Réalisé en 1969 par Jean-Jacques Péché et Pierre Manuel, "La Bataille des Marolles" raconte un épisode emblématique des luttes de quartier victorieuses, contre des promoteurs immobiliers. "Il y a exactement 50 ans, les propriétaires de trois " blocs " de maisons du cœur de la Marolle reçoivent une lettre officielle les informant de la mise en route d’une procédure d’expropriation. Tout doit être rasé pour la fin de l’année afin de permettre l’extension du Palais de Justice", indique le communiqué de presse. La population se mobilise alors avec les moyens qui sont les siens, tant et si bien que le projet est finalement abandonné. 

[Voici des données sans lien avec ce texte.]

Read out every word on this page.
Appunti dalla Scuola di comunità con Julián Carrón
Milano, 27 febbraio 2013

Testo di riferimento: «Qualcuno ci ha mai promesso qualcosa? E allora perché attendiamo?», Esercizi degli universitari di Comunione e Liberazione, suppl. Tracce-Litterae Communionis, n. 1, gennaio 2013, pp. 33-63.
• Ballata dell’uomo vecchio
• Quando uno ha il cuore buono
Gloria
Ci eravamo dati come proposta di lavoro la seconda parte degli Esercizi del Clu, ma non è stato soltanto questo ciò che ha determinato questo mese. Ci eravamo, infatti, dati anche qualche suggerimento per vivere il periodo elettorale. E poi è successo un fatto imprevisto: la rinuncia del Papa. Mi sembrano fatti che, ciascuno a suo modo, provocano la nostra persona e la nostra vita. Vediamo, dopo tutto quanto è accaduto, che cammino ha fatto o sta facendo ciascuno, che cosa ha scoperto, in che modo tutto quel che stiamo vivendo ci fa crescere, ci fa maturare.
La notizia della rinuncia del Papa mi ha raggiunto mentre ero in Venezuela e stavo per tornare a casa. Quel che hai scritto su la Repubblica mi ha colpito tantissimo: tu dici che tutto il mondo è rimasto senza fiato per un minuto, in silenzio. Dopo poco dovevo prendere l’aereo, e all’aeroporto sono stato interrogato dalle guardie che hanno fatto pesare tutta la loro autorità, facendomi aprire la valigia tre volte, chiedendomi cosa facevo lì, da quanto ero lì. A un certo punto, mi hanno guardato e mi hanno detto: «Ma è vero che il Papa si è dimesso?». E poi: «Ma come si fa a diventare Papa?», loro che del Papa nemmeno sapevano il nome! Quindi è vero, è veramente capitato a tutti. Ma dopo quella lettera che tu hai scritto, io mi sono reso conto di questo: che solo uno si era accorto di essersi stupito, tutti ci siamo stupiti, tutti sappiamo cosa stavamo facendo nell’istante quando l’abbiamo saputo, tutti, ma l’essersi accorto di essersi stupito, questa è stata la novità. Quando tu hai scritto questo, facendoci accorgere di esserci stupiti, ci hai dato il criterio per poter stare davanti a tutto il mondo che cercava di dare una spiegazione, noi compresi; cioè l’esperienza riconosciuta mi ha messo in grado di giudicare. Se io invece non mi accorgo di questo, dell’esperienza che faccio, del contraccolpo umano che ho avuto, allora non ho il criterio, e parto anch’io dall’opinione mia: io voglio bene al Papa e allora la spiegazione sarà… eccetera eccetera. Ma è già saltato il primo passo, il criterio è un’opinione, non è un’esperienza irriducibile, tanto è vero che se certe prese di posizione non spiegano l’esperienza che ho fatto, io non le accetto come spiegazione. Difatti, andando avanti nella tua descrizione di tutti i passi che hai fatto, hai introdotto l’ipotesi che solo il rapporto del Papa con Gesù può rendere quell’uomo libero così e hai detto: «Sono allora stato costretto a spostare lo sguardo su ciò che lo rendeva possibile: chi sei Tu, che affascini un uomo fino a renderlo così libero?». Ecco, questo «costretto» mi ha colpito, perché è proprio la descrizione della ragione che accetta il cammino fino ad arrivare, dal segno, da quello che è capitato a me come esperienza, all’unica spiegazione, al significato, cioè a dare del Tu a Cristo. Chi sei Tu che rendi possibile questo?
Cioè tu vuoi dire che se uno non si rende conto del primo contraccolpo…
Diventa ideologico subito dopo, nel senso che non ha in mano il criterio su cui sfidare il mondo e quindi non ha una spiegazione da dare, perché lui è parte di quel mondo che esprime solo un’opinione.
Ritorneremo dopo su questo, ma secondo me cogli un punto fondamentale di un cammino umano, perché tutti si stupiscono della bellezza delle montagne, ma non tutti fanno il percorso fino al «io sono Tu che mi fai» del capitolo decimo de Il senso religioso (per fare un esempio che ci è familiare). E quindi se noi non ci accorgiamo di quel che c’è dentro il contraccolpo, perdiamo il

Ce combat n'est pas sans rappeler les polémiques qui entourent actuellement, toujours aux Marolles, le "Contrat de Quartier durable" : malgré un contexte très différent, les batailles riveraines demeurent un sujet d'actualité. Le réalisateur Jean-Jacques Péché sera présent à la projection, afin d'échanger avec le public. 

La projection de "La Bataille des Marolles" sera suivie de celle de "La bande à Corneille", un court film également tourné dans le pittoresque quartier bruxellois. Réalisé par Josy Dubié et Gérard loverius en 1973, pour la collection " Neuf millions neuf ", il raconte l'histoire d'une demi-douzaine d'adolescents marolliens qui forment "la bande à Corneille". Ne pouvant trouver leur place dans l'univers urbain, ils s'amusent comme ils peuvent, quitte à entrer en conflit avec la police ou le voisinage. "Leur délassement favori, c’est flâner au Bois de la Cambre ou, beaucoup mieux encore, escalader le palais de justice de la place Poelaert", précise le communiqué.